I have for the past few weeks been sunk in the quartet of novels that Roth wrote after he finished the American trilogy. They are Everyman, Indignation, The Humbling, and Nemesis--a tetralogy handsomely collected in a Library of America volume under the title Nemeses. I've read American Pastoral and The Human Stain, and for whatever reason they do not affect me like these four even later novels, written when Roth was well into his 70s. In the Library of America volume, the four works come in at 446 pages. I can't say much about Nemesis, which I'm only around twenty pages into, but in two of the other three (Everyman and The Humbling) the survey of American society is replaced by the crabbed ruminations of a near septuagenarian who faces declining health and a gray tedium of days that are leading, he knows, toward extinction. The other two are death-infused as well, Indignation being set against the backdrop of the Korean War while Nemesis concerns a polio epidemic in Newark, New Jersey. The protagonists are in a state of quiet desperation. The consolations of religion are tartly dismissed, and, in the books with the older protagonists, the subject of suicide arises.

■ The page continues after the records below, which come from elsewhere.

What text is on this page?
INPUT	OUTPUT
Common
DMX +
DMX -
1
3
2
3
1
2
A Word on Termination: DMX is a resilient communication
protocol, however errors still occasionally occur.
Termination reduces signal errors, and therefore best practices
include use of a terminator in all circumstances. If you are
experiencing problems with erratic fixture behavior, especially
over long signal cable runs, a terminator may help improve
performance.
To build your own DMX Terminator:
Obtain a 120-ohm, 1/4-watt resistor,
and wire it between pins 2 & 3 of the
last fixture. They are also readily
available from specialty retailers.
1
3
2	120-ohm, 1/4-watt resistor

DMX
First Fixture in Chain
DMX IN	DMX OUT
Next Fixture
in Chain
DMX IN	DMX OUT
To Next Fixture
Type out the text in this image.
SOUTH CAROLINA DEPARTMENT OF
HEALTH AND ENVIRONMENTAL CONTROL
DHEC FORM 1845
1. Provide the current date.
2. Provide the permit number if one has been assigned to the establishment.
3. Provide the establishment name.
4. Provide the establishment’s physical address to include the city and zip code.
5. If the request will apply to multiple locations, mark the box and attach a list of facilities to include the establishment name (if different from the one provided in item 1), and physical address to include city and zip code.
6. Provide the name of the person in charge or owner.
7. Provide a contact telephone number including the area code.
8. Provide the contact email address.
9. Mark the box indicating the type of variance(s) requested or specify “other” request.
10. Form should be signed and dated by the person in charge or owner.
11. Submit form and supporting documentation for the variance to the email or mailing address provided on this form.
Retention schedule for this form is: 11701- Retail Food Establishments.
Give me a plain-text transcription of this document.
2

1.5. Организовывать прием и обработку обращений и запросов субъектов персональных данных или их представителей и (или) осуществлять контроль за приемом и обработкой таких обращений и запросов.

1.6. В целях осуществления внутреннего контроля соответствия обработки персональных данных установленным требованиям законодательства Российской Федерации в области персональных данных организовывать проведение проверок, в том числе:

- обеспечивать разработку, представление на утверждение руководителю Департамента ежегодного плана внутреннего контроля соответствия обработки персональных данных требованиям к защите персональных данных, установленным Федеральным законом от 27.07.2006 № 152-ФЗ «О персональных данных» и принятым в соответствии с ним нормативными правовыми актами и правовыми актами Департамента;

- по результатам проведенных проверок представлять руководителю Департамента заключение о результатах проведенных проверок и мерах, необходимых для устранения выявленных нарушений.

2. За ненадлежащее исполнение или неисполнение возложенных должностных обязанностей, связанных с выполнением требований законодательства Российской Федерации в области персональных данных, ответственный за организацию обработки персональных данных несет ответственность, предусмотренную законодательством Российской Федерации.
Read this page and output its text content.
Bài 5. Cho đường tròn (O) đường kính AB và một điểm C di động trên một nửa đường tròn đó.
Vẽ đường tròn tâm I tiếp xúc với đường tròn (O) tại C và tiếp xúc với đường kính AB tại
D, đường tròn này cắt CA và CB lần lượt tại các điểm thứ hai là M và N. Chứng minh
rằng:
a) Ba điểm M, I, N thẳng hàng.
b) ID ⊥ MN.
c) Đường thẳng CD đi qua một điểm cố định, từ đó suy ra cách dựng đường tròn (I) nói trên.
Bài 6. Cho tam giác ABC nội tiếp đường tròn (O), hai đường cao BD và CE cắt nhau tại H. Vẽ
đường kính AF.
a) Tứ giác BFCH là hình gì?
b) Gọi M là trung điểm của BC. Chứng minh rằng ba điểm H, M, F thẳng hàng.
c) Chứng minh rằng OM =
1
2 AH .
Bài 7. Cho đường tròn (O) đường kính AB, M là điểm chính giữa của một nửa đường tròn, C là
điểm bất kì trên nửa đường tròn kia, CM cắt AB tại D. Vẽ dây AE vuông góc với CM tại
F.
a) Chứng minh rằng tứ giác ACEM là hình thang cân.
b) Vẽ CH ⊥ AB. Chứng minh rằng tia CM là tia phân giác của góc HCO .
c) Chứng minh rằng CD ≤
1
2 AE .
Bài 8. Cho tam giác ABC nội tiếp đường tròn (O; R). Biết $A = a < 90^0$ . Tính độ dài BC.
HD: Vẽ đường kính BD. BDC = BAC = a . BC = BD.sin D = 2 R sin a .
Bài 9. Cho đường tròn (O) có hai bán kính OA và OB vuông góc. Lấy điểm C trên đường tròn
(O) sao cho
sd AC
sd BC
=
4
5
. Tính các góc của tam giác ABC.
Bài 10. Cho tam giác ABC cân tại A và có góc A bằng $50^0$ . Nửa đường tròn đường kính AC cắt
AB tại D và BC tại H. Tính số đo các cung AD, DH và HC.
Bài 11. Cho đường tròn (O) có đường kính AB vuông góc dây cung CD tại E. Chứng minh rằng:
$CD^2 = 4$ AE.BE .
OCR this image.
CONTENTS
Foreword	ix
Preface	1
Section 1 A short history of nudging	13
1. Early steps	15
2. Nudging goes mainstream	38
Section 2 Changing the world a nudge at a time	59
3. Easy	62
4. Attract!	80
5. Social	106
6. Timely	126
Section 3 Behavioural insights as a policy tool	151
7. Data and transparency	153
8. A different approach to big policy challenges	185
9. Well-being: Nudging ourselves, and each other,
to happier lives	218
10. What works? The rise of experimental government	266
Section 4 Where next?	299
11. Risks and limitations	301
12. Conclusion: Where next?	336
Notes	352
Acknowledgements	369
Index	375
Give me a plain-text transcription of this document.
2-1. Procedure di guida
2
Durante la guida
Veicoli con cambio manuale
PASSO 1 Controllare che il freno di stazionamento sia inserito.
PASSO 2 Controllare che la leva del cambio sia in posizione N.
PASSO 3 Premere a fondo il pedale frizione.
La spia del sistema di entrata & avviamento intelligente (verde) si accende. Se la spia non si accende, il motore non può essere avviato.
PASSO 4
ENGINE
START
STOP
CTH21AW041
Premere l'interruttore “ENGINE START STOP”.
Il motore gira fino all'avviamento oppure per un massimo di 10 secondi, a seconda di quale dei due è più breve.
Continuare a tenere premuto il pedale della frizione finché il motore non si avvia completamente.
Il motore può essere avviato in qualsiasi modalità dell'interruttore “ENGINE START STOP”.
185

I said I was "sunk" in the books, not "happily sunk." In The Humbling, the central character is an aging actor who suddenly can't act anymore, and, being very familiar with the world's dramatic literature, he calls to mind all the characters he knows who commit suicide: "Hedda in Hedda Gabler, Julie in Miss Julie, Phaedra in Hippolytus, Jocasta in Oedipus the King, almost everyone in Antigone, Willy Loman in Death of a Salesman, Joe Keller in All My Sons, Don Parritt in The Iceman Cometh, Simon Stimson in Our Town, Ophelia in Hamlet, Othello in Othello, Cassius and Brutus in Julius Caesar, Goneril in King Lear, Antony, Cleopatra, Enobarbus, and Charmian in Antony and Cleopatra, the grandfather in Awake and Sing!, Ivanov in Ivanov, Konstantin in The Seagull." And these are only the plays in which Roth's protagonist has acted. He adds a few more that he knows about--"Deirdre in Deirdre of the Sorrows, Hedvig in The Wild Duck, Rebecca West in Rosmersholm, Christine and Orin in Mourning Becomes Electra, both Romeo and Juliet, Sophocles' Ajax." The conclusion of it is:
He should set himself the task of rereading these plays. Yes, everything gruesome must be squarely faced. Nobody should be able to say that he didn't think it through.
I guess I'm more of a novel reader and so was impressed by the body count of suicides in these plays. I'm surveying the novels I know and Anna Karenina is the only suicide I can think of. No, Hurstwood kills himself in Sister Carrie. Oh, and Simon Axler in Philip Roth's The Humbling, and a widow who takes a painting class from the protagonist of Philip Roth's Everyman. It's like he's trying to catch his genre up.